Les digo: «Imagina que, un día de éstos, vas a un hipnotizador. El tipo te hipnotiza para contactar con tu memoria inconsciente y te hace ir atrás en tus recuerdos: cuando eras niño, cuando eras bebé e incluso más atrás: ¡a vidas pasadas! Tú, concretamente, recuerdas que viviste en 1550 y eras lavandera. Te ves perfectamente allí, lavando ropa a orillas del Sena, en la ciudad de París. ¿Te lo imaginas?». (Que conste que no creo que exista tal cosa llamada «regresión a vidas pasadas», ni tampoco las propias vidas pasadas).
Y, generalmente, tenemos el siguiente diálogo:
—¿Y qué harías tú después con ese recuerdo? ¿Intentarías volver a París para proseguir tu carrera de lavandera en el Sena? —pregunto.
—¡Claro que no!
—Por supuesto que no. Simplemente recordarías tu vida pasada como una anécdota y seguirías con tus planes actuales.
—Sí, sí.
—Pues entonces, ¡haz ahora lo mismo! Esto que te ha pasado es como si hubieses muerto y vuelto a nacer: vive tu vida nueva. Deja para siempre en el recuerdo tu pasado con tu ex.
Y es que yo tengo la convicción de que las personas morimos y renacemos cada día. La mitología de los faraones hablaba de algo parecido. Cada anochecer fallece el sol. Y al día siguiente un parto nuevo lo devuelve a la vida. Por eso, el escarabajo era su símbolo sagrado.
Cada día empezamos con unas cartas diferentes y depende de nosotros jugarlas bien, disfrutar de la partida. Es cierto que lo sucedido ayer determina algo mi vida, pero ahora soy yo, el flamante nuevo Rafael, quien toma los mandos de esta nave. ¿Aprovecharé lo que me depara el presente?

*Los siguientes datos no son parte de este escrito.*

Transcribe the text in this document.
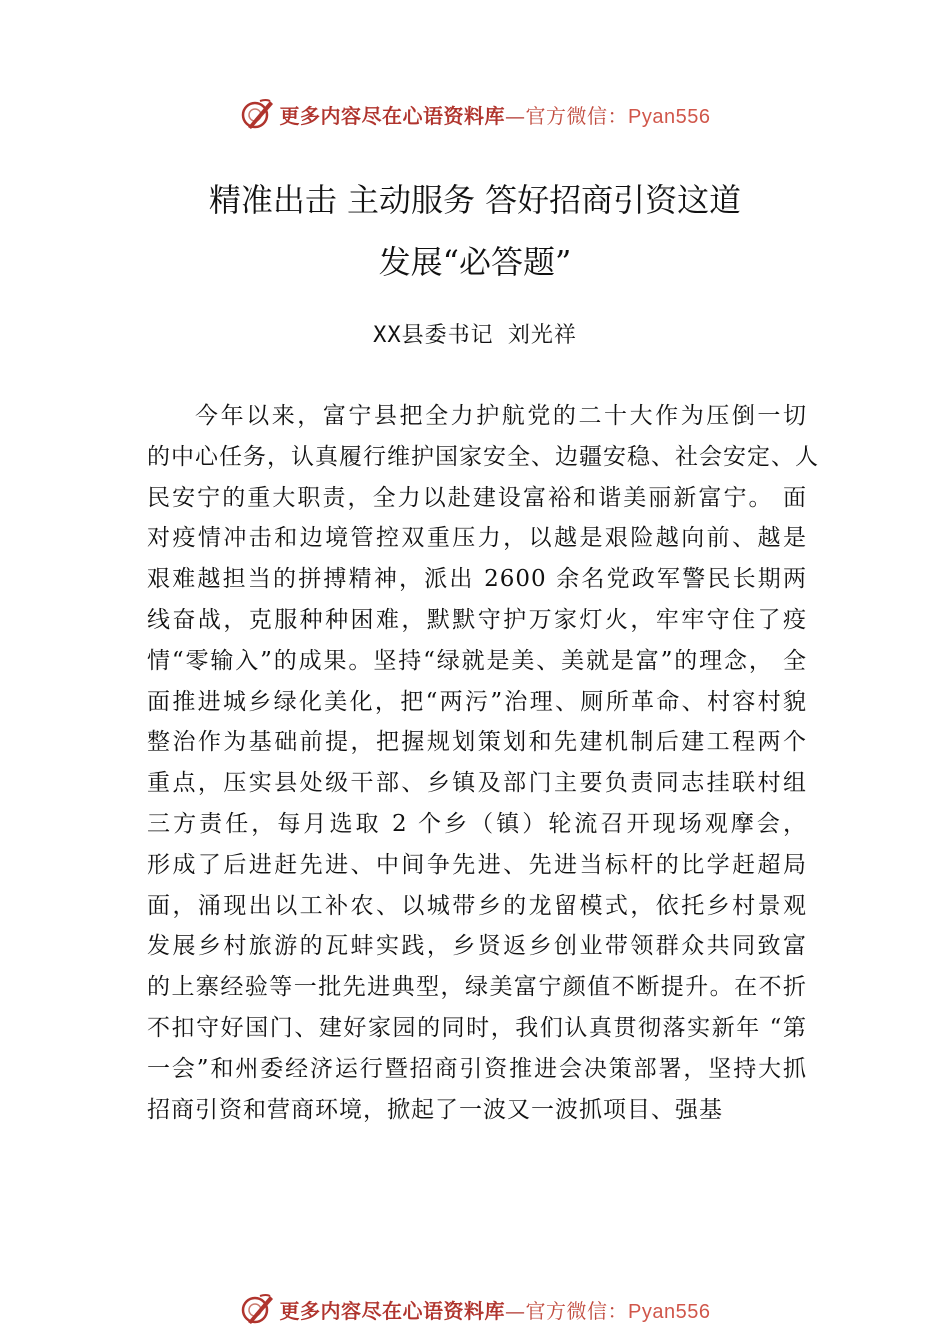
更多内容尽在心语资料库—官方微信：Pyan556
精准出击 主动服务 答好招商引资这道
发展“必答题”
XX县委书记 刘光祥
今年以来，富宁县把全力护航党的二十大作为压倒一切
的中心任务，认真履行维护国家安全、边疆安稳、社会安定、人
民安宁的重大职责，全力以赴建设富裕和谐美丽新富宁。 面
对疫情冲击和边境管控双重压力，以越是艰险越向前、越是
艰难越担当的拼搏精神，派出 2600 余名党政军警民长期两
线奋战，克服种种困难，默默守护万家灯火，牢牢守住了疫
情“零输入”的成果。坚持“绿就是美、美就是富”的理念， 全
面推进城乡绿化美化，把“两污”治理、厕所革命、村容村貌
整治作为基础前提，把握规划策划和先建机制后建工程两个
重点，压实县处级干部、乡镇及部门主要负责同志挂联村组
三方责任，每月选取 2 个乡（镇）轮流召开现场观摩会，
形成了后进赶先进、中间争先进、先进当标杆的比学赶超局
面，涌现出以工补农、以城带乡的龙留模式，依托乡村景观
发展乡村旅游的瓦蚌实践，乡贤返乡创业带领群众共同致富
的上寨经验等一批先进典型，绿美富宁颜值不断提升。在不折
不扣守好国门、建好家园的同时，我们认真贯彻落实新年 “第
一会”和州委经济运行暨招商引资推进会决策部署，坚持大抓
招商引资和营商环境，掀起了一波又一波抓项目、强基
更多内容尽在心语资料库—官方微信：Pyan556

En este mismo sentido, muchas veces, les pido de broma a los pacientes que se cambien el nombre. Les digo:
—Por cierto, si volvieses a nacer, ¿cómo te gustaría llamarte?
—No sé: Lorena quizá…
—Pues imagínate que acabas de nacer y te cambias el nombre y, a partir de ahora, te llamas Lorena. ¿Te lo imaginas? El pasado, pasado está. Ahora empieza algo nuevo.
MUERTO Y ENTERRADO
En terapia, para facilitar que la persona abandonada pase página, solemos pedirle que lleve a cabo el ejercicio de «enterrar al novio». Se trata de una tarea un tanto truculenta pero que funciona. Les digo: «Durante las próximas dos semanas, quiero que hagas lo siguiente: por las mañanas, mientras te arreglas para ir a trabajar, imagínate que tu exnovio, en vez de haberte dejado, se ha muerto. El tipo ha tenido un accidente. En primer lugar, quiero que te imagines qué harías en el momento del entierro. Después, visualiza cómo estarías transcurrido un año de su muerte. ¿Qué harías con tu vida? ¿Cómo le recordarías? ¿Irías al cementerio a dejarle flores? ¿Cada cuánto? Por último, imagina qué harías al cabo de diez años. ¿Cuándo lo recordarías? ¿Cómo?».

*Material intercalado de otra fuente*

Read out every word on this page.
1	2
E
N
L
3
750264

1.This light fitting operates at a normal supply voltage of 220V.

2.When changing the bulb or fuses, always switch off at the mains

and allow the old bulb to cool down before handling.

La meditación de «enterrar al novio» nos ayuda a pasar página, a asumir que él no va a volver, que ahora sólo cabe seguir hacia delante y cuanto antes lo hagamos, mejor.
Muchas veces, me preguntan también si en caso de separación es mejor intentar mantener un vínculo de amistad o dejar de verse por completo. Tras ver centenares de casos, mi experiencia me dice que pocas personas son capaces de ser amigos durante el primer año de la ruptura. Por eso, recomiendo no verse en absoluto durante ese tiempo. Somos humanos imperfectos y la carne —y la mente— es débil. Hay que tomar decisiones y nuestra nueva vida nos está esperando: facilitémonos el tránsito.

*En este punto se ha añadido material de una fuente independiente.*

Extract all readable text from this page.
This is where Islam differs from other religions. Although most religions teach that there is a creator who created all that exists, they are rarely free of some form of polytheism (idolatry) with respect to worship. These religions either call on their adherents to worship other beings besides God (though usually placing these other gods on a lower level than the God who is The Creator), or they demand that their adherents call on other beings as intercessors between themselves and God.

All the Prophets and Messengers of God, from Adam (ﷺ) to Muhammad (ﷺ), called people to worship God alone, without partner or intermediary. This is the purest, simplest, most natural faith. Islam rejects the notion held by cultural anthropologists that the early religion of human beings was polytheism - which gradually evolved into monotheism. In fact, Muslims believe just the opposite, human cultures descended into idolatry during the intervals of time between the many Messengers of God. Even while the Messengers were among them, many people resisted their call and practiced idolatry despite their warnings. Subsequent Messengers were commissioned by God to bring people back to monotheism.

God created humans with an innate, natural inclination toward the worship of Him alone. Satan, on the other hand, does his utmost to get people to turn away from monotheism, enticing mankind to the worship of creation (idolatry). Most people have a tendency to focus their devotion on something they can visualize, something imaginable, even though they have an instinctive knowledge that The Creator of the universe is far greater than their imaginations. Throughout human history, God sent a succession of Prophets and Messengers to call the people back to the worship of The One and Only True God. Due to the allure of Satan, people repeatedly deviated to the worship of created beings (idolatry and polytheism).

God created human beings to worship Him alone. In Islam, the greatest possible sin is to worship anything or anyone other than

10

Este capítulo ha empezado con la historia de Jaime, el conductor de tren. Y vamos a acabarlo con él. Me gusta explicar su caso porque refleja muy bien la absurdidad del razonamiento del abandonado: «sin ella ya no podré estar bien». Y es que, en muchísimos casos, las relaciones de esas sufridas personas fueron malísimas, pero se aferran a ellas como un loco delirante a un espejismo.
En todo caso, fueran relaciones buenas o malas, si alcanzamos una buena salud mental, nos daremos cuenta de que todo lo que necesitamos para estar bien es nuestra propia capacidad para pensar. Para pensar bien.